User-Controlled Lifecycle End users can start, stop, and terminate nodes through self-service controls with quota enforcement.
Custom Initialization Hooks Supports bootstrap scripts and environment-specific initialization logic.
Telemetry & Monitoring Integration with monitoring dashboards and system metrics for observability (requires setup).
Networking & Security Supports workload isolation through Kubernetes namespaces, CNI-based policies, and secure ingress/egress.
No Virtualization Overhead Direct access to hardware ensures maximum performance for demanding AI/ML pipelines.

Supported Workloads

The service is optimized for:

  • Large Language Model (LLM) training and fine-tuning
  • Multi-GPU distributed training jobs
  • High-throughput inference pipelines
  • Data preprocessing and feature engineering
  • Serving orchestration or control plane components

Access Patterns

Users can consume bare metal resources through:

  • Compute Profiles with the baremetal type
  • Environment Templates mapped to supported node types
  • Custom Providers to inject hooks, data, and logic into provisioning workflows

Platform Setup Overview

The platform team is responsible for the initial configuration and enablement of the Bare Metal GPU Service. This setup includes onboarding physical nodes into the Rafay platform, defining system-level resource pools (such as public IP pools and VLANs), configuring networking interfaces (including DPUs), and enabling self-service compute profiles for specific projects.

The architecture typically involves physically provisioned servers with GPU and CPU roles, high-speed interconnects (e.g., NVLink, NDR InfiniBand), and secure tenant-facing network configurations. The platform ensures these resources are exposed to end users in a controlled and quota-enforced manner.

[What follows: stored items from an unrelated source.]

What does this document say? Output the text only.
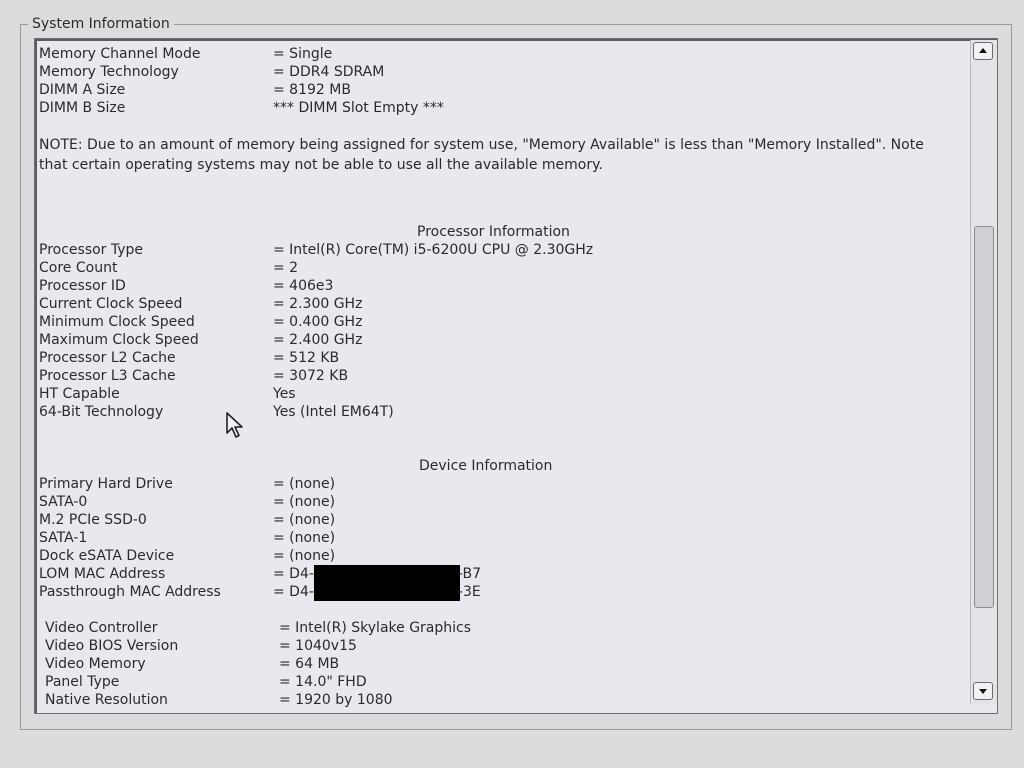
System Information
Memory Channel Mode	= Single
Memory Technology	= DDR4 SDRAM
DIMM A Size	= 8192 MB
DIMM B Size	*** DIMM Slot Empty ***
NOTE: Due to an amount of memory being assigned for system use, "Memory Available" is less than "Memory Installed". Note that certain operating systems may not be able to use all the available memory.
Processor Information
Processor Type	= Intel(R) Core(TM) i5-6200U CPU @ 2.30GHz
Core Count	= 2
Processor ID	= 406e3
Current Clock Speed	= 2.300 GHz
Minimum Clock Speed	= 0.400 GHz
Maximum Clock Speed	= 2.400 GHz
Processor L2 Cache	= 512 KB
Processor L3 Cache	= 3072 KB
HT Capable	Yes
64-Bit Technology	Yes (Intel EM64T)
Device Information
Primary Hard Drive	= (none)
SATA-0	= (none)
M.2 PCIe SSD-0	= (none)
SATA-1	= (none)
Dock eSATA Device	= (none)
LOM MAC Address	= D4-	-B7
Passthrough MAC Address	= D4-	-3E
Video Controller	= Intel(R) Skylake Graphics
Video BIOS Version	= 1040v15
Video Memory	= 64 MB
Panel Type	= 14.0" FHD
Native Resolution	= 1920 by 1080
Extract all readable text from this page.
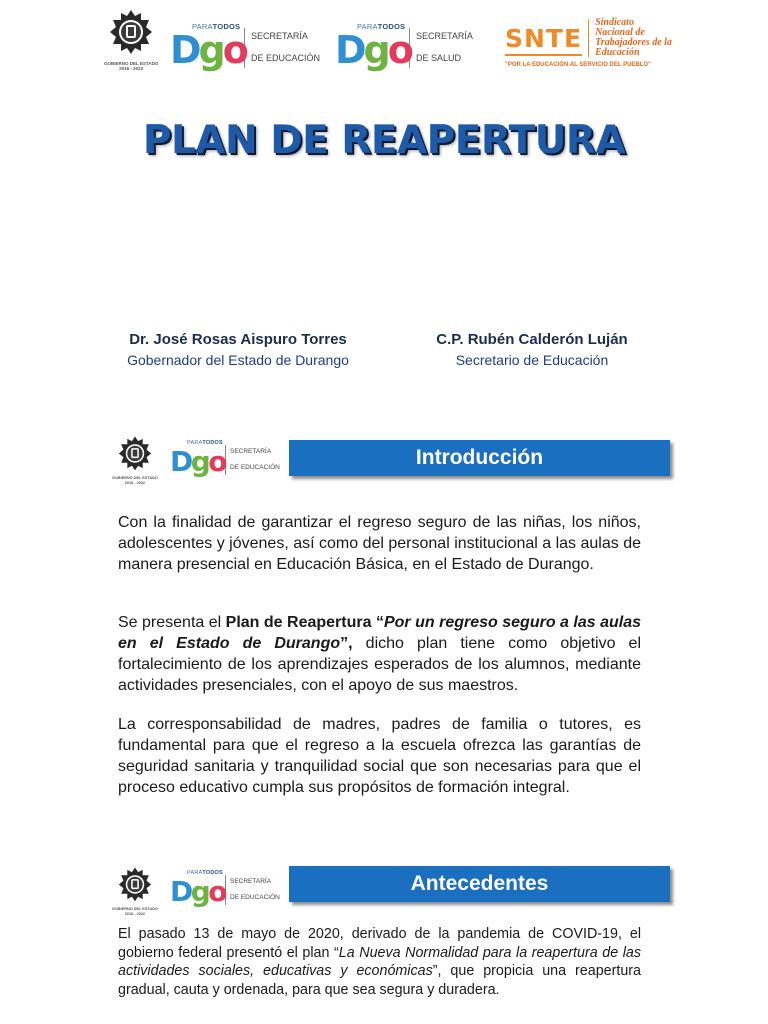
GOBIERNO DEL ESTADO
2016 - 2022
PARATODOS
Dgo SECRETARÍA

DE EDUCACIÓN

PARATODOS
Dgo SECRETARÍA

DE SALUD

SNTE
Sindicato
Nacional de
Trabajadores de la
Educación
"POR LA EDUCACIÓN AL SERVICIO DEL PUEBLO"
PLAN DE REAPERTURA
Dr. José Rosas Aispuro Torres
Gobernador del Estado de Durango
C.P. Rubén Calderón Luján
Secretario de Educación
GOBIERNO DEL ESTADO
2016 - 2022
PARATODOS
Dgo SECRETARÍA

DE EDUCACIÓN	Introducción
Con la finalidad de garantizar el regreso seguro de las niñas, los niños, adolescentes y jóvenes, así como del personal institucional a las aulas de manera presencial en Educación Básica, en el Estado de Durango.
Se presenta el Plan de Reapertura “Por un regreso seguro a las aulas en el Estado de Durango”, dicho plan tiene como objetivo el fortalecimiento de los aprendizajes esperados de los alumnos, mediante actividades presenciales, con el apoyo de sus maestros.
La corresponsabilidad de madres, padres de familia o tutores, es fundamental para que el regreso a la escuela ofrezca las garantías de seguridad sanitaria y tranquilidad social que son necesarias para que el proceso educativo cumpla sus propósitos de formación integral.
GOBIERNO DEL ESTADO
2016 - 2022
PARATODOS
Dgo SECRETARÍA

DE EDUCACIÓN

Antecedentes
El pasado 13 de mayo de 2020, derivado de la pandemia de COVID-19, el gobierno federal presentó el plan “La Nueva Normalidad para la reapertura de las actividades sociales, educativas y económicas”, que propicia una reapertura gradual, cauta y ordenada, para que sea segura y duradera.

The following sequence diagram outlines the high-level process for preparing the platform for bare metal consumption:

sequenceDiagram
    participant Admin as NCP-Admin
    participant Infra as Bare Metal Infrastructure
    participant Rafay as Rafay Platform

    Admin->>Infra: Rack & Provision Bare Metal Servers
    Admin->>Infra: Install Base OS (e.g., Ubuntu 22.04 LTS)

    Admin->>Infra: Setup Networking (VLANs, IP Pools, DPU Config)
    Admin->>Infra: Attach High-Speed Storage (e.g., NVMe, Ceph)

    Admin->>Rafay: Register Bare Metal Node Resources
    Rafay-->>Infra: Perform Hardware Discovery and Validation

    Admin->>Rafay: Configure Compute Profiles (baremetal type)
    Admin->>Rafay: Setup Environment Templates and Custom Init Hooks

    Admin->>Rafay: Provision Workload Environments using Bare Metal Nodes
    Rafay->>Infra: Bootstrap Kubernetes, System Components, GPU Drivers

    Rafay-->>Admin: Nodes Ready for AI/ML Workloads

Supported Integrations

Integration Availability
GitOps Workflows ✅ Supported
Service Account Injection ✅ Supported
Container Runtime Options (e.g., Kata) ⚙️ Configurable (on request)
GPU Monitoring Dashboards ⚙️ Requires setup
Storage Plugins (e.g., CSI) ✅ Supported

Summary

The Bare Metal GPU Service is designed for users who need full hardware access and control to maximize AI/ML performance. It supports highly parallelized workloads with multiple GPUs, dedicated networking, and deep customization for training pipelines and inference systems.